Each right will entitle holders of a share of common stock to
purchase one one-
hundredth of a new series of participating preferred stock of the Company
at an exercise
price of $36.00. Each such fractional share of preferred stock is
equivalent in voting
power to one share of Company common stock and would be paid
dividends equal to the
dividends paid on each share of common stock.

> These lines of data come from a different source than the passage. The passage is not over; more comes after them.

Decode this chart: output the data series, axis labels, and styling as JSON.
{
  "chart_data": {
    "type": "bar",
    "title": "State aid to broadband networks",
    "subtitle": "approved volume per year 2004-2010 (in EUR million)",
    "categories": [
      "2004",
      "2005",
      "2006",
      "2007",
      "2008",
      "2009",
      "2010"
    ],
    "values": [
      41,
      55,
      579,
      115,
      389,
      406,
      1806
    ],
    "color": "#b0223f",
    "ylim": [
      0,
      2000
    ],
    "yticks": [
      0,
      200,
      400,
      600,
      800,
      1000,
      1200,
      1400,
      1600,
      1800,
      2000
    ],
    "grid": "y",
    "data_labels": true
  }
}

The rights will be
exercisable only if a
person or group acquires beneficial ownership of 15% or more of the
Company's common
stock, or announces a tender or exchange offer upon consummation of
which, such person
or group would beneficially own 15% or more of the common shares of
the Company.
The rights are not triggered by present beneficial holders of 15% or more
of the common
stock unless they subsequently increase their beneficial holdings.

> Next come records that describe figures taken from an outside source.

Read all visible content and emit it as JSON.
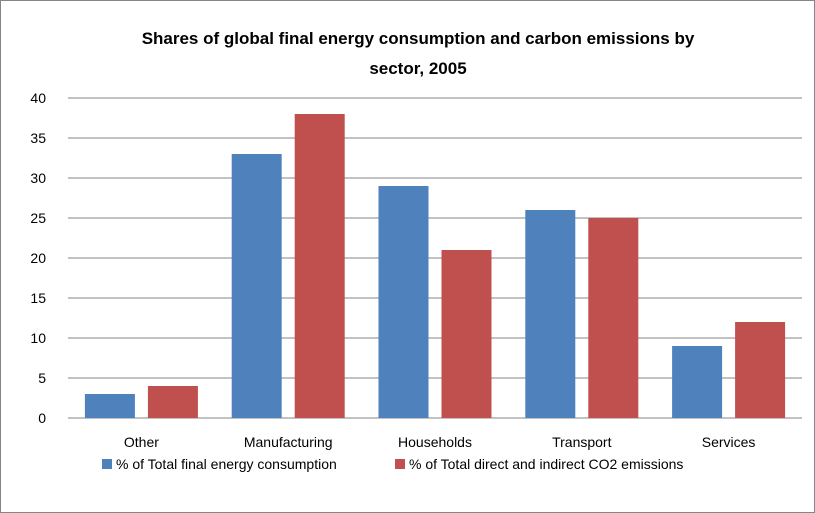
{
  "chart_data": {
    "type": "bar",
    "title_line1": "Shares of global final energy consumption and carbon emissions by",
    "title_line2": "sector, 2005",
    "xlabel": "",
    "ylabel": "",
    "ylim": [
      0,
      40
    ],
    "yticks": [
      "0",
      "5",
      "10",
      "15",
      "20",
      "25",
      "30",
      "35",
      "40"
    ],
    "grid": true,
    "legend_position": "bottom",
    "categories": [
      "Other",
      "Manufacturing",
      "Households",
      "Transport",
      "Services"
    ],
    "series": [
      {
        "name": "% of Total final energy consumption",
        "color": "#4F81BD",
        "values": [
          3,
          33,
          29,
          26,
          9
        ]
      },
      {
        "name": "% of Total direct and indirect CO2 emissions",
        "color": "#C0504D",
        "values": [
          4,
          38,
          21,
          25,
          12
        ]
      }
    ]
  }
}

If a person or group becomes a beneficial owner of 15% or more
of the Company's
common shares, then each right not owned by the person or group entitles
its holder to
purchase shares of Company common stock at the right's then current
exercise price (or in
certain circumstances as determined by the Company, a combination of
cash, property,
common shares or other securities), having a value of twice the right's
exercise price of
$36.00. (For example, at a market price of $12.00 per share, each right
would entitle its
holder to purchase approximately six shares of Company common stock.)
For purposes
of determining the value of the participating preferred stock, each one
one-hundredth of a
share will be considered to be equivalent in value to one share of
Company common
stock.
In addition, if the Company is involved in a merger or business combination
transaction with another person in which the Company is not the surviving
corporation,
each right that has not previously been exercised will entitle its holder to
purchase, at the
right's then-current exercise price, common shares of such other person
having a value of
twice the right's exercise price.
The Company may terminate the rights, without payment to the
holders, at any time
until the close of business on the tenth business day following an
announcement by the
Company that a person or group has become the beneficial owner of 15%
or more of the
Company's common stock.
Details of the shareholder protection rights agreement are
outlined in a letter which
will be mailed to all shareholders of record at the close of business on
January 2, 1996.
Astec Industries, Inc. manufactures asphalt mixing plants,
paving equipment, heat
transfer equipment, aggregate crushing equipment, excavating and
trenching equipment,
asphalt recycling equipment, and soil remediation equipment.